Mesquite Flat Sand Dunes

Death Valley National Park, Californie

Death Valley

29 janvier au 2 février 2017

Le parc national Death Valley (Vallée de la mort) fascine à plusieurs points de vue. Lieu de contrastes extrêmes où d’un seul coup d’œil on peut observer le plus haut sommet à plus de 11 000 pieds et la plus basse élévation à 280 pieds sous le niveau de la mer. On y passe du froid sous le point de congélation sur les sommets enneigés, aux chaleurs extrêmes à plus de 50°C dans les basses plaines. C’est l’enfer et le paradis en même temps. Dantes View, Furnace Creek, Stovepipe Wells, Devils Golf Course, Badwater, Hells Gate, Funeral Peak, Deadman Pass, des noms de lieux qui évoquent l’enfer et qui pourtant, lorsqu’on y est, représentent ce qui s’approche du paradis : calme, beauté, couleurs, vie. Tout le contraire de la mort.
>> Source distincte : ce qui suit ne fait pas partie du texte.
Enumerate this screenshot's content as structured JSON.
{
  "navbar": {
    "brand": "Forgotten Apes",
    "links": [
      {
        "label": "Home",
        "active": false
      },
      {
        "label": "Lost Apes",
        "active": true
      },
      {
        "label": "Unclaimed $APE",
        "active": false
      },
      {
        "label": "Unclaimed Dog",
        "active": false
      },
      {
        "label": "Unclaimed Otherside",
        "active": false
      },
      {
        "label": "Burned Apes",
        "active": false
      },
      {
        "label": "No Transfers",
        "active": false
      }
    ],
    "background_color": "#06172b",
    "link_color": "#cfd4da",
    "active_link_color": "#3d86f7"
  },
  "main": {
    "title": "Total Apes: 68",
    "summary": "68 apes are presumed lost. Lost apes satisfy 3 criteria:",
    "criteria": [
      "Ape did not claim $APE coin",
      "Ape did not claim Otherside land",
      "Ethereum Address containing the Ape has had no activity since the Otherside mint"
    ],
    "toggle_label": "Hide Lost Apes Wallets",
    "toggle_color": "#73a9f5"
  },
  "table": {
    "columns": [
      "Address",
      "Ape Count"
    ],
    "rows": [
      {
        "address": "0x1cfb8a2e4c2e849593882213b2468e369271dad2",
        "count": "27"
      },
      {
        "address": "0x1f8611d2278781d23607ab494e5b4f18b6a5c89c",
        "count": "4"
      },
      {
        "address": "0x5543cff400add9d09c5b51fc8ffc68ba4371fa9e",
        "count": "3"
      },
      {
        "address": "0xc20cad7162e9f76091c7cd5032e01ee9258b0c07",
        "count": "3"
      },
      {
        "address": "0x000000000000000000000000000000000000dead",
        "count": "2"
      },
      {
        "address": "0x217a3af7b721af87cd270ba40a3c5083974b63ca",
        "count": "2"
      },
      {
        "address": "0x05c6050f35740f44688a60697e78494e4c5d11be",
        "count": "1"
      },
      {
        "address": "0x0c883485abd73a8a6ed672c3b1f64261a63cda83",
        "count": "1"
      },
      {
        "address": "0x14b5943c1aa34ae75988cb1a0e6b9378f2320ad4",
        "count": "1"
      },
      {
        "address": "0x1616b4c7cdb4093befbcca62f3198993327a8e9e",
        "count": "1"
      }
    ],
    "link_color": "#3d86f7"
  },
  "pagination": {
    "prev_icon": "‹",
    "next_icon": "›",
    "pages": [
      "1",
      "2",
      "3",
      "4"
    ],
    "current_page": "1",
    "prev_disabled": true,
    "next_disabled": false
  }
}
Plus vaste territoire protégé aux États-Unis à part l’Alaska, il compte plus de 3 millions d’acres (92% de sa superficie) désigné Wilderness. Ce qui signifie, entre autres, qu’aucune activité utilisant de la mécanique, incluant la bicyclette, n’y est autorisée. On ne peut qu’y circuler à pied ou à cheval et y camper si le cœur nous en dit.

Près de Furnace Creek – mon vélo

L’entrée Est

Nous sommes arrivés au parc par l’entrée qui passe par le village de Death Valley Junction, lieu du Amargosa Opera House où on présentait des ballets chorégraphiés par Marta Becket qui en a aussi peint les murales ornant les murs de la salle d’opéra et de l’hôtel adjacent.

Comme nous n’avions que cinq jours pour visiter ce vaste territoire, nous avons choisi de nous concentrer sur un secteur au centre et au sud-est du parc. Nous avons donc exploré et marché les lieux suivants : Harmony Borax Works, Salt Creek, Mesquite Flats Sand Dunes, Golden Canyon, Zabriskie Point, Dantes View, Badwater Basin, Desolation Canyon et Natural Bridge.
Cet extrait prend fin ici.